This archive report was first published on 28 July 2019.

On July 28, 2019, new coffee regulations came into effect, giving devolved governments in Kenya more control of the ailing industry.

The regulations, which were developed by a task force formed by President Uhuru Kenyatta in 2016, aim to resuscitate coffee farming by increasing production and streamlining the market.

Under the new rules, county governments will assume most of the roles previously undertaken by the Agriculture Food Authority (AFA), including issuing of milling and marketing permits.

Stakeholders have raised questions on whether the devolved units will be up to the task, with some arguing that functions like issuing of licences should be left to the regulator.

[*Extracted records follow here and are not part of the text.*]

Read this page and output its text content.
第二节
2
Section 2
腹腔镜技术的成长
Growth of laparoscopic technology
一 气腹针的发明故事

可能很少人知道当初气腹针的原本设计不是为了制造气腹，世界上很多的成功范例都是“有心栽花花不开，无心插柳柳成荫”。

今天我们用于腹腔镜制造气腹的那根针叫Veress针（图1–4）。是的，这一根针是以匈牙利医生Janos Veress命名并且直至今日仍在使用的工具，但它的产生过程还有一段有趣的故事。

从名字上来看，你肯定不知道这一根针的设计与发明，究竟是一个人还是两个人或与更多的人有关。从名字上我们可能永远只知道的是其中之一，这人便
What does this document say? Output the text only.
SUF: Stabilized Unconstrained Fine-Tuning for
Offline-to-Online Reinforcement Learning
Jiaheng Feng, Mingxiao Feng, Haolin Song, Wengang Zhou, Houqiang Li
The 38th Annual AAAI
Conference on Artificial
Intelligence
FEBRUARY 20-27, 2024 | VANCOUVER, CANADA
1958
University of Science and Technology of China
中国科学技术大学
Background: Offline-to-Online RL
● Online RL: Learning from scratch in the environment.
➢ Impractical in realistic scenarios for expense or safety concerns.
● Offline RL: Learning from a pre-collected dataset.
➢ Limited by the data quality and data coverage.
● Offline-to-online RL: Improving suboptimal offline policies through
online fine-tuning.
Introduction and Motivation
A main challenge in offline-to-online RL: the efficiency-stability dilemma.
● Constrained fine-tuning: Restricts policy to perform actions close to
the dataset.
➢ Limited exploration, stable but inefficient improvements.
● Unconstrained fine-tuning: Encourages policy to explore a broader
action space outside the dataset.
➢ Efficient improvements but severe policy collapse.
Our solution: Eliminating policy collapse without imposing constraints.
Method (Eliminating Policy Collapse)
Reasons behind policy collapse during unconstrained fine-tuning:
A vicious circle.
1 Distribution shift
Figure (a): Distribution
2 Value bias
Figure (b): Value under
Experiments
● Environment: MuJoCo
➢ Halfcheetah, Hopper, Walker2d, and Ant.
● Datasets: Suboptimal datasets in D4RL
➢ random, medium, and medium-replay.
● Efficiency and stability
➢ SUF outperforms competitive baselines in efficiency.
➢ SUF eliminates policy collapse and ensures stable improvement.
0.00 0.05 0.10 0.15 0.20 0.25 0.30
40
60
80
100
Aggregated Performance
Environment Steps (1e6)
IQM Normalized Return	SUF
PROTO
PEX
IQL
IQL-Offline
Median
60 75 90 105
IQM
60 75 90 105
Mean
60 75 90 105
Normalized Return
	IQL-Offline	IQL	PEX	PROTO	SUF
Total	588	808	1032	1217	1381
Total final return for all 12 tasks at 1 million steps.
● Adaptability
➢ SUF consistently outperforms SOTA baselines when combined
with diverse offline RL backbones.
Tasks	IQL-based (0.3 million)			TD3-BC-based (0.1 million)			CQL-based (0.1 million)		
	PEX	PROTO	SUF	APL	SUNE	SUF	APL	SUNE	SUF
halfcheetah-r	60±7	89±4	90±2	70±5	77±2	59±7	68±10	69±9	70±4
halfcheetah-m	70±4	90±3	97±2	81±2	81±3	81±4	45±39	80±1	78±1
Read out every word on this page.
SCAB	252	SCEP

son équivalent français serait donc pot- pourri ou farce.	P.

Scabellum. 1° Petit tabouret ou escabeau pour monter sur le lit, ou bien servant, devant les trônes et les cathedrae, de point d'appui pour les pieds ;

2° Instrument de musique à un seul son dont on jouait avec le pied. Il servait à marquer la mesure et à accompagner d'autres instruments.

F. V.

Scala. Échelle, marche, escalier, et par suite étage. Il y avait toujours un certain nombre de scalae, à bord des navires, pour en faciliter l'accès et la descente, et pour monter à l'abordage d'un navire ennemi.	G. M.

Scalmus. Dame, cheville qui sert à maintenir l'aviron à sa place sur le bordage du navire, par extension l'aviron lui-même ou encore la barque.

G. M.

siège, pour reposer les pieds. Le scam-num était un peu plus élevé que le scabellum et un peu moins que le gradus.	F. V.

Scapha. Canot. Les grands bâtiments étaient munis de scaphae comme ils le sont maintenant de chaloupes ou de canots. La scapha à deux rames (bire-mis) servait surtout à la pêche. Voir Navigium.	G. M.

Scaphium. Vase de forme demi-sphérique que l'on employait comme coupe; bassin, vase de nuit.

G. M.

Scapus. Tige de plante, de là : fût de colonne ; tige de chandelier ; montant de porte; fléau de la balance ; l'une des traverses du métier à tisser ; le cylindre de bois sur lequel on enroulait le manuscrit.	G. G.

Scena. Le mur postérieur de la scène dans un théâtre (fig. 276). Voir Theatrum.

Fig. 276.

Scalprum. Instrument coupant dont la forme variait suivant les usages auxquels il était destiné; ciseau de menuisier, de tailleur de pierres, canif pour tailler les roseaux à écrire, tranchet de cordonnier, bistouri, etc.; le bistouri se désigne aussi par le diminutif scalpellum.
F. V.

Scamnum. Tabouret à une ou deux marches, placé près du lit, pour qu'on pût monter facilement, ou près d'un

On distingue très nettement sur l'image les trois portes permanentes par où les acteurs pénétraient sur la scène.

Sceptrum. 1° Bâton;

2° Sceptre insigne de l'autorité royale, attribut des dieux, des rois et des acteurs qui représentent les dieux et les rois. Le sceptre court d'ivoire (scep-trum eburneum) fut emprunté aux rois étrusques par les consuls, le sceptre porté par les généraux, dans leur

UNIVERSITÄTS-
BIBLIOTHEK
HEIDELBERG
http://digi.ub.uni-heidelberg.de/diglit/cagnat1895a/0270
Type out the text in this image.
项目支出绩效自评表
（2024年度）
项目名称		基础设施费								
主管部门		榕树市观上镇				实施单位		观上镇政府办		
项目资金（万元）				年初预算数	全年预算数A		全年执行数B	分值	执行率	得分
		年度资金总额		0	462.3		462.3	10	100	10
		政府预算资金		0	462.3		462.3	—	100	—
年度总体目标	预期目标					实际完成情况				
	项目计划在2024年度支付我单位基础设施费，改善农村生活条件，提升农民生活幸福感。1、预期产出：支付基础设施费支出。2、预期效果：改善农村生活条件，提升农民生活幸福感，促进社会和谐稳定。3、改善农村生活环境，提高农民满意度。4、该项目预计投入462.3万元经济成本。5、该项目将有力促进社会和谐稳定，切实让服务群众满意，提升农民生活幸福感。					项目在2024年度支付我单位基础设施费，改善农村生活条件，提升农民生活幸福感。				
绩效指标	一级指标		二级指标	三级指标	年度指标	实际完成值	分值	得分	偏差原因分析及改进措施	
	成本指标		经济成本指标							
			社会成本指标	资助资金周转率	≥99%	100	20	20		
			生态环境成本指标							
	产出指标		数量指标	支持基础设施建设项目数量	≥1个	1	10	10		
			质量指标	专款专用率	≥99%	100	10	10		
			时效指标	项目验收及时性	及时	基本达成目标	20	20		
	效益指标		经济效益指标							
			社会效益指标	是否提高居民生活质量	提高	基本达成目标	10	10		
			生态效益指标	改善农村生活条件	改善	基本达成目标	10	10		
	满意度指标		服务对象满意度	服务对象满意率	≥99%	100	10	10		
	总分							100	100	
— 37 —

However, according to Mr Paul Muhoro, a Nyeri-based coffee expert, the new regulations will give farmers a clear picture of the roles of the devolved function and AFA.

“Separation of powers between the two levels of government gives farmers a clear picture of the roles of the devolved function and AFA. They know who to go to when they need the licences,” Mr Muhoro said.

Payment to farmers will be deposited into co-operative accounts through the Direct Settlement System from the Nairobi Coffee Exchange and then remitted to farmers after deductions.

However, some farmers have expressed concerns about the new system, with Mr Joseph Mukuha, chairman of Ndaroini Coffee Growers, saying that there are no cut-out guidelines on who will be running the system.